Dificuldades em conseguir representante nos EUA leva a maioria a perder tudo o que foi adquirido
- Imóveis alugados: se a pessoa deportada aluga um imóvel, o proprietário pode iniciar um processo de despejo, após alguns dias de ausência, e se desfazer ou reter os bens caso pare de receber o aluguel. O ex-inquilino pode, também, solicitar que o proprietário envie os bens para outro endereço, se for do seu interesse.
- Imóveis próprios: se a pessoa deportada for proprietária de um imóvel com hipoteca, o banco pode executar a hipoteca se os pagamentos não forem feitos. Se o imóvel já estiver quitado, ele permanece em nome da pessoa deportada até que seja vendido. Dessa forma, é necessário que a pessoa realize a venda por meio de um representante legal nos EUA.

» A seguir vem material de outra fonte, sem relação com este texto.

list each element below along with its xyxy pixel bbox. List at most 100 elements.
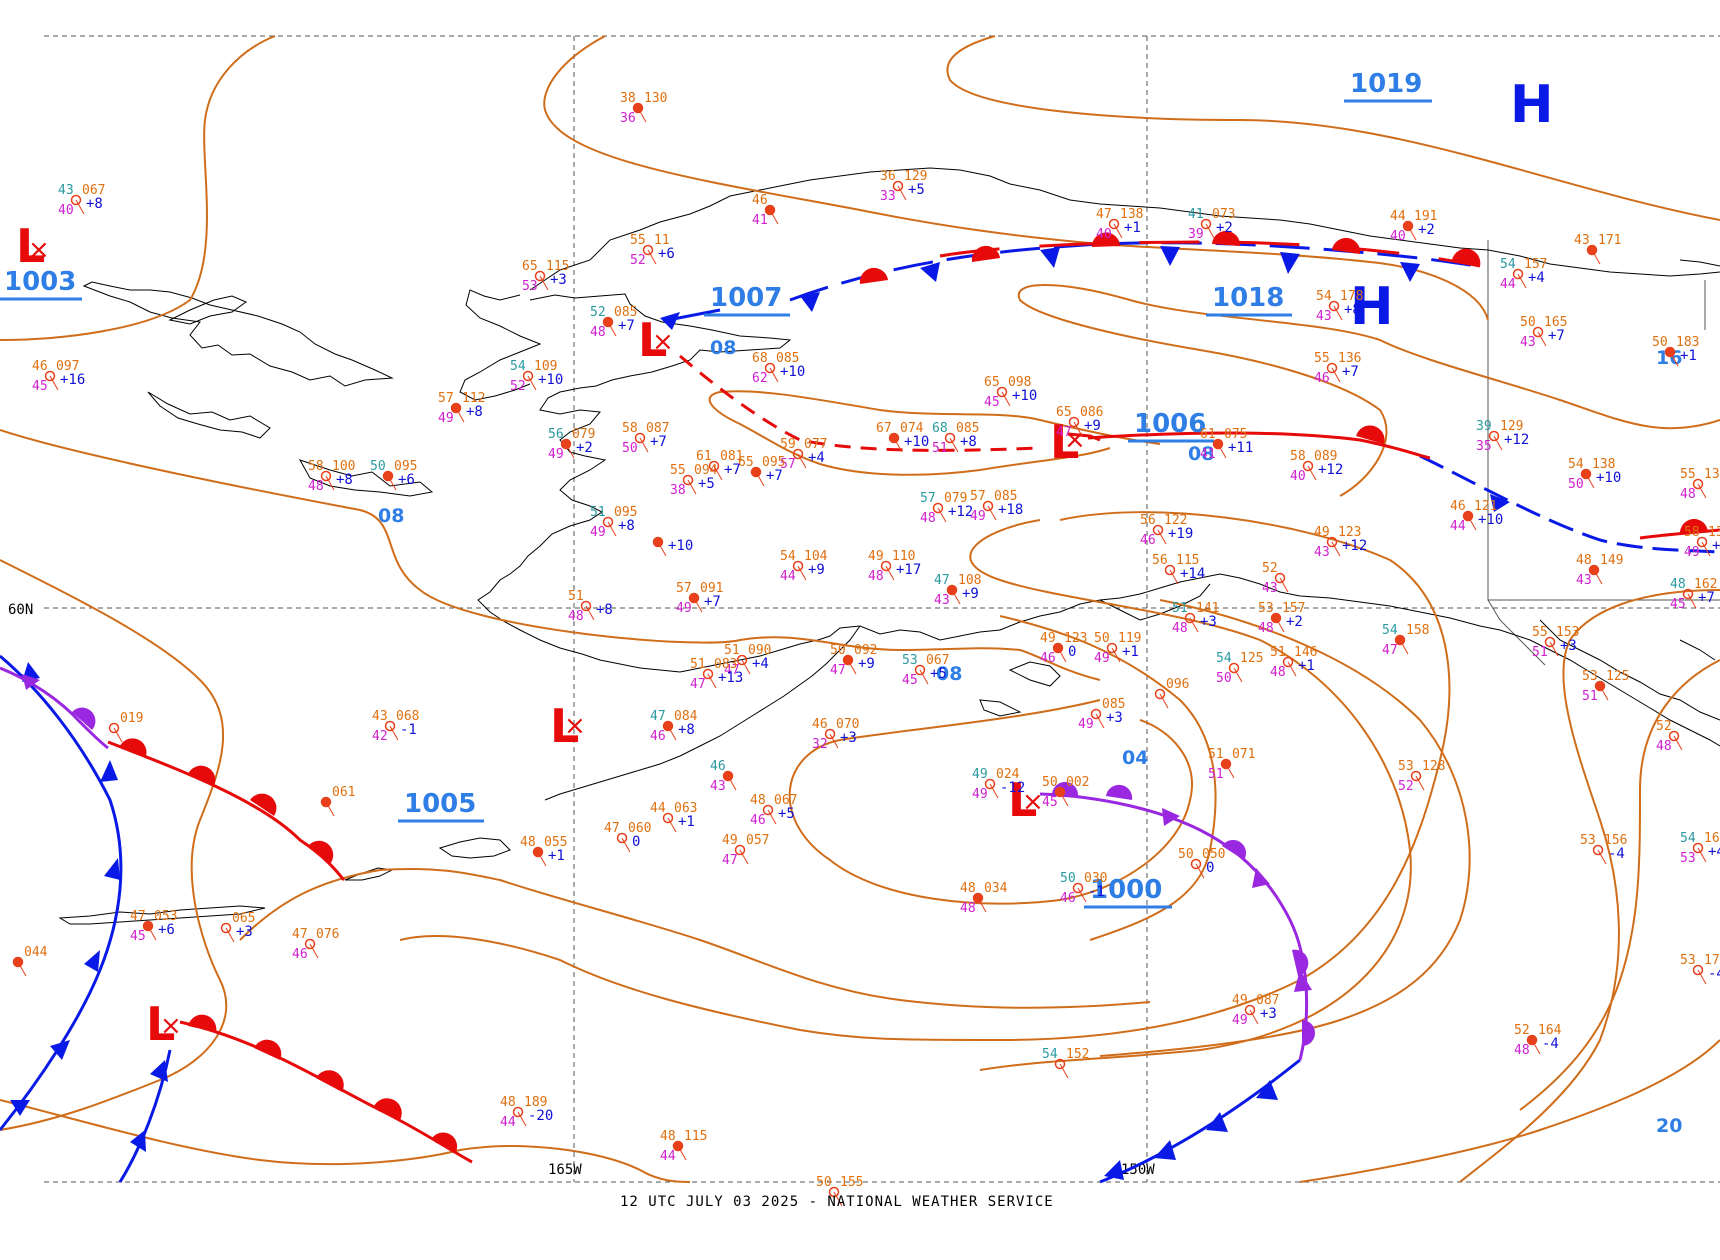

- Veículos: o deportado recebe uma carta com um prazo para buscar o automóvel. Caso seja considerado abandonado, pode ir a leilão.
- Outros bens: os itens podem ser armazenados temporariamente, leiloados ou transferidos para o programa de bens não reclamados do Estado.
A advogada ressalta que, quando uma pessoa recebe uma ordem de deportação. Nesse caso, pode haver um prazo para que ela organize seus bens antes de deixar o país.
Já aqueles deportados de forma imediata, ou que não podem retornar aos EUA, precisam contatar conhecidos ou contratar um representante legal para recolher os bens, enviá-los, vendê-los, utilizá-los ou doá-los. Mas mesmo nessa situação, na maioria dos casos a contratação de um representante legal sai mais caro que o valor total dos bens, assim como o envio de bens para o Brasil.